Using the example from the reference page https://dplyr.tidyverse.org/reference/top_n.html

I tried the following

df <- data.frame(x = c(10, 4, 1, 6, 3, 1, 1)) 
df %>% top_n(c(1,-1)) ## returns an error

df <- data.frame(x = c(10, 4, 1, 6, 3, 1, 1)) 
df %>% top_n(1) %>%  top_n(-1) ## returns only max value

Thanks

Answer 1

Not really involving top_n() , but you can try:

df %>%
 arrange(x) %>%
 slice(c(1, n()))

   x
1  1
2 10

Or:

df %>%
 slice(which(x == max(x) | x == min(x))) %>%
 distinct()

Or (provided by @Gregor):

df %>%
 slice(c(which.min(x), which.max(x)))

Answer 2

Idea similar to @Jakub's answer with purrr::map_dfr

library(tidyverse) # dplyr and purrrr for map_dfr

df %>% 
  map_dfr(c(1, -1), top_n, wt = x, x = .)
#    x
# 1 10
# 2  1
# 3  1
# 4  1

Answer 3

Here is an option with top_n where we pass a logical vector based that returns TRUE for min/max using range and then get the distinct rows as there are ties for range ie duplicate elements are present

library(dplyr)
df %>% 
   top_n(x %in% range(x), 1) %>%
   distinct
#   x
#1 10
#2  1

Answer 4

I like @tmfmnk's answer.

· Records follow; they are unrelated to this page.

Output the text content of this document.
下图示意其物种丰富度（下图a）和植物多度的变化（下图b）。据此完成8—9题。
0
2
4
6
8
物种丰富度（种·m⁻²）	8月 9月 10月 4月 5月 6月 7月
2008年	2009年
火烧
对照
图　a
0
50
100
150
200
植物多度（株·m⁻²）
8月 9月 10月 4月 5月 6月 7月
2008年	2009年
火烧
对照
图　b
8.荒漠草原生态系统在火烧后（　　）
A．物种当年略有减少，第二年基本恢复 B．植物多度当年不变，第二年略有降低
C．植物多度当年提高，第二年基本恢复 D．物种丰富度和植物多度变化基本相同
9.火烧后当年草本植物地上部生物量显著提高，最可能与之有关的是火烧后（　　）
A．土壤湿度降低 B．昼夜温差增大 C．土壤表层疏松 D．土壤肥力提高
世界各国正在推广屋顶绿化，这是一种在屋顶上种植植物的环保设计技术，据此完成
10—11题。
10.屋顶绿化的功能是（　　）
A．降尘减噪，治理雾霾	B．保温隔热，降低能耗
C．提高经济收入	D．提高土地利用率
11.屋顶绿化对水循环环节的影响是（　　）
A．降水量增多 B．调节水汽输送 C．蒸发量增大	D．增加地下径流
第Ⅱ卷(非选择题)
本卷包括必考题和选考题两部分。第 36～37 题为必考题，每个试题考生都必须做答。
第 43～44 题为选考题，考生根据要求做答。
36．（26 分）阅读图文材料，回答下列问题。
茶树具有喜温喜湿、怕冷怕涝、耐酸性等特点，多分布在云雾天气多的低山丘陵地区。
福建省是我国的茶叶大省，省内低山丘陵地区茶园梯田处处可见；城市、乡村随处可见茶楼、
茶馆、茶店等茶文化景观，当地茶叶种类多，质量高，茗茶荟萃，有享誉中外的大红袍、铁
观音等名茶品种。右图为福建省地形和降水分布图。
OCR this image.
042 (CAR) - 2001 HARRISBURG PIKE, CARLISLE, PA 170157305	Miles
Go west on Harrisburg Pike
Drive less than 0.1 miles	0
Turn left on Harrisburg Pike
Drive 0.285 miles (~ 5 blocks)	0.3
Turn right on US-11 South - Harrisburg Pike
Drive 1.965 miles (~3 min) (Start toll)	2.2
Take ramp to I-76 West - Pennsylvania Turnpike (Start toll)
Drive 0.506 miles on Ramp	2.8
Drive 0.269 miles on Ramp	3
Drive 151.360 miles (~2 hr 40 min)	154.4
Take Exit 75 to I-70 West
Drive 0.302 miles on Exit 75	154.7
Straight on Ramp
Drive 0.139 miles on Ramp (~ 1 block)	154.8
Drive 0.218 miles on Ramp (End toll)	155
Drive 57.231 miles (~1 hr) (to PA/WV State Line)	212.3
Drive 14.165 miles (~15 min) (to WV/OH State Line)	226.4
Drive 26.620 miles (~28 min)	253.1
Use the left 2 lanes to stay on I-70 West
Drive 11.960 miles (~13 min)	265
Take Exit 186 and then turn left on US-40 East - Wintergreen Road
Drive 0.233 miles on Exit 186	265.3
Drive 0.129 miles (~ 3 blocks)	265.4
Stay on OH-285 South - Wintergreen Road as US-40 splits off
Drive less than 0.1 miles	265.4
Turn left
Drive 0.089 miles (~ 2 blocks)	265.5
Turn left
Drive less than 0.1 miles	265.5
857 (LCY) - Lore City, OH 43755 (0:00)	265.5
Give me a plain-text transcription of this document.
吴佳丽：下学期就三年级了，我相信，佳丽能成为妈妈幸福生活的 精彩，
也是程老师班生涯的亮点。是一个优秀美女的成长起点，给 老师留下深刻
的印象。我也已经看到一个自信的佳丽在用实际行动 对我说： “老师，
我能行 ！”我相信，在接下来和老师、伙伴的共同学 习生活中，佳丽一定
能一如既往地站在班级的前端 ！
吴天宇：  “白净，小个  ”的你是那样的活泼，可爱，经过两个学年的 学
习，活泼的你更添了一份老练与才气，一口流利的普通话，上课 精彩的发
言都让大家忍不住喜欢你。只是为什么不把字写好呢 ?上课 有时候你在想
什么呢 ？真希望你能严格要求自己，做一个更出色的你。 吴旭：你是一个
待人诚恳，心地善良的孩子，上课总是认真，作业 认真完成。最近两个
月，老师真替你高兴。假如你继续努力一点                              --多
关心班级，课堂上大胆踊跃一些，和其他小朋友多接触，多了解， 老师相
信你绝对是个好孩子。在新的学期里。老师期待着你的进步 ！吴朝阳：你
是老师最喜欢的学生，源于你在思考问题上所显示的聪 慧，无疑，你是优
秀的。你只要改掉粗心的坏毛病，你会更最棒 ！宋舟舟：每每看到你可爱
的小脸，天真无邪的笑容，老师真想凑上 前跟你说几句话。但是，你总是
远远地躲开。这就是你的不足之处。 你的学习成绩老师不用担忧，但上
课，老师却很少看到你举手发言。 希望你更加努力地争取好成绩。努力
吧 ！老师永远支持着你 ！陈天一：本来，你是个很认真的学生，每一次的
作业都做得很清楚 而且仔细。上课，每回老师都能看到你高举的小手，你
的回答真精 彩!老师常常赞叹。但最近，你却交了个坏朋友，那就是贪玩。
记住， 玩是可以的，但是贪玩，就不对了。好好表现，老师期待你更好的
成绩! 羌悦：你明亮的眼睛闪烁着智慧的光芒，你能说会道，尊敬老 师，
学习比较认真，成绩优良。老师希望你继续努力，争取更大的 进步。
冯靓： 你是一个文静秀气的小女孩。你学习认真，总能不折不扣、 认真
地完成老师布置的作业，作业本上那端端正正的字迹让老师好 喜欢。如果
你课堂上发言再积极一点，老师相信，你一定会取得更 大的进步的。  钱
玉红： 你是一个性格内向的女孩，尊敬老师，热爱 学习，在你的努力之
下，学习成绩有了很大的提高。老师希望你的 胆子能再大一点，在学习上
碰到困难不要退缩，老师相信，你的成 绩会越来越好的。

If you want to use top_n function, you can do this:

df <- data.frame(x = c(10, 4, 1, 6, 3, 1, 1))

bind_rows(
  df %>% top_n(1),
  df %>% top_n(-1)
)

# this solution addresses the specification in comments
df %>%
  group_by(y) %>%
  summarise(min = min(x),
            max = max(x),
            average = mean(x))